From McLean, Va., Monday morning, Gannett (GCI) stock moved more than 3 percent higher in early trading after its released its Q2 earnings sheet. And what is very little surprise, that which is digital has trumped all that is old-fashioned ink in the company. Overall, the company posted earning per share of 56 cents, which beat estimates by 3 cents, though overall revenue of $1.31 billion was in-line with estimates and down more than 2 percent over the same period a year ago.
However, the breakdown in the numbers is pretty clear that the binary system is in high demand. Publishing advertising revenue was $594 million, which was down more than 8 percent from a year ago, while broadcast revenue was up more than 11 percent to $20 million. The company also reported that pageviews for its mobile news apps where up 14 percent from a year ago. Digital segment revenue was up nearly 5 percent, and the company attributes most of that gain to its job-search site, CareerBuilder.com.

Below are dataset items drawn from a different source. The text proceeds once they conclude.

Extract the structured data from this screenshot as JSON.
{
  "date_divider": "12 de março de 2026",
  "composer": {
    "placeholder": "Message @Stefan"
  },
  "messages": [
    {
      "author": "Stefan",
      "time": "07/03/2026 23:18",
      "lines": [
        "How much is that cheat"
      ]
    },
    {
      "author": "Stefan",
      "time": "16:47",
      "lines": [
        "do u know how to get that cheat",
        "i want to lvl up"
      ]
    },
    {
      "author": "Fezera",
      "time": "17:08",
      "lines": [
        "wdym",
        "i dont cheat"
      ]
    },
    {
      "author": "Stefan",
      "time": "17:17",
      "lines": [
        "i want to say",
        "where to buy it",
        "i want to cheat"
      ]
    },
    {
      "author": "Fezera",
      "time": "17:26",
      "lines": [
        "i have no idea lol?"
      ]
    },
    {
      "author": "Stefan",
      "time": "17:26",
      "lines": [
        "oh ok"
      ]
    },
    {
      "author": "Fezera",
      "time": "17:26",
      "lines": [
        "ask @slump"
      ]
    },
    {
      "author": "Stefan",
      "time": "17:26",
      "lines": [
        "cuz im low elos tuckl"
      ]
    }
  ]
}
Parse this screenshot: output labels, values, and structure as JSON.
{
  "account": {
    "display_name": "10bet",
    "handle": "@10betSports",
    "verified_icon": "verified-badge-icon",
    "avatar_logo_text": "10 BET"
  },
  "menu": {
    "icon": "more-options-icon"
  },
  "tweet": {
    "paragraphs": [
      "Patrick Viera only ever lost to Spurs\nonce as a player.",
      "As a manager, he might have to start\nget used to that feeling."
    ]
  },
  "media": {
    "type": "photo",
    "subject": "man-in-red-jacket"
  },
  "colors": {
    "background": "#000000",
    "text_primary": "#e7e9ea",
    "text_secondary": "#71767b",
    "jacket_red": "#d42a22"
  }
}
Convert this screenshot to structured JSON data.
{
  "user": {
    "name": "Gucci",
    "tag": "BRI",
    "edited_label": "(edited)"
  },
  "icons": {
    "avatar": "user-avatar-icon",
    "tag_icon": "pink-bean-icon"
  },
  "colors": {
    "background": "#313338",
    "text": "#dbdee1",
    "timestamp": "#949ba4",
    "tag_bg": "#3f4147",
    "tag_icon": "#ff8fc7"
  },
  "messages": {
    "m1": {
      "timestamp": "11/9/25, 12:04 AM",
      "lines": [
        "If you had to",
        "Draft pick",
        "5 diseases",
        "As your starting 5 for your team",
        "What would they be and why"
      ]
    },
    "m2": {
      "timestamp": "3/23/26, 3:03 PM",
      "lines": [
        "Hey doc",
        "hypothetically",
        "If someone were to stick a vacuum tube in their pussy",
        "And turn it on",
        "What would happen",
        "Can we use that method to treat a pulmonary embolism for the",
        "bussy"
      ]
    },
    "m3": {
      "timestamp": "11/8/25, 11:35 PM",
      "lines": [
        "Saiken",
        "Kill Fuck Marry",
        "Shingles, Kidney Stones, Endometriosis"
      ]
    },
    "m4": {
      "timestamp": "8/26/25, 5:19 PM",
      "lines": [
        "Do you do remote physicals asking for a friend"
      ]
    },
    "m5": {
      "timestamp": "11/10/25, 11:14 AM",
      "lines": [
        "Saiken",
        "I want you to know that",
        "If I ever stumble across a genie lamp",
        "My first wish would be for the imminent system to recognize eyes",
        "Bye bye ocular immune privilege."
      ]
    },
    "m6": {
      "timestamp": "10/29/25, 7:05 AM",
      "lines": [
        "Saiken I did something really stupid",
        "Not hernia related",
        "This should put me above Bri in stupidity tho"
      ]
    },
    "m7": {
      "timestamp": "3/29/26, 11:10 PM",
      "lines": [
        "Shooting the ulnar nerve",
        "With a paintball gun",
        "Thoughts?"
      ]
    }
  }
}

CEO Gracia Martore said, “Gannett is making measurable progress in implementing our growth strategy. We are pleased with the early results of these efforts and look forward to strong progress in the second half of the year. Our all-access content subscription model has been successfully rolled out in half of our U.S. Community Publishing properties through the end of the quarter, and is generating the revenue growth we had anticipated. We expect to realize year-over-year circulation revenue growth in the range of 25 percent at these properties as we cycle our longer term subscriptions. Demand for our digital marketing services is strong and is already attracting significant new client relationships.”
The overall news seems to be good for Gannett, which would translate positively for hedge funds like John Rogers’ Ariel Investments and Randall Smith’s Alden Global Capital. Ariel had sold off nearly 10 percent of its shares in Gannett during the first quarter of 2012, but was still invested $160 million as of the end of March; while Alden pared a third of its shares to settle at nearly $97 million at the end of Q1. Leon Cooperman of Omega Advisors stepped into Gannett in Q1, tossing in a $23 million buy.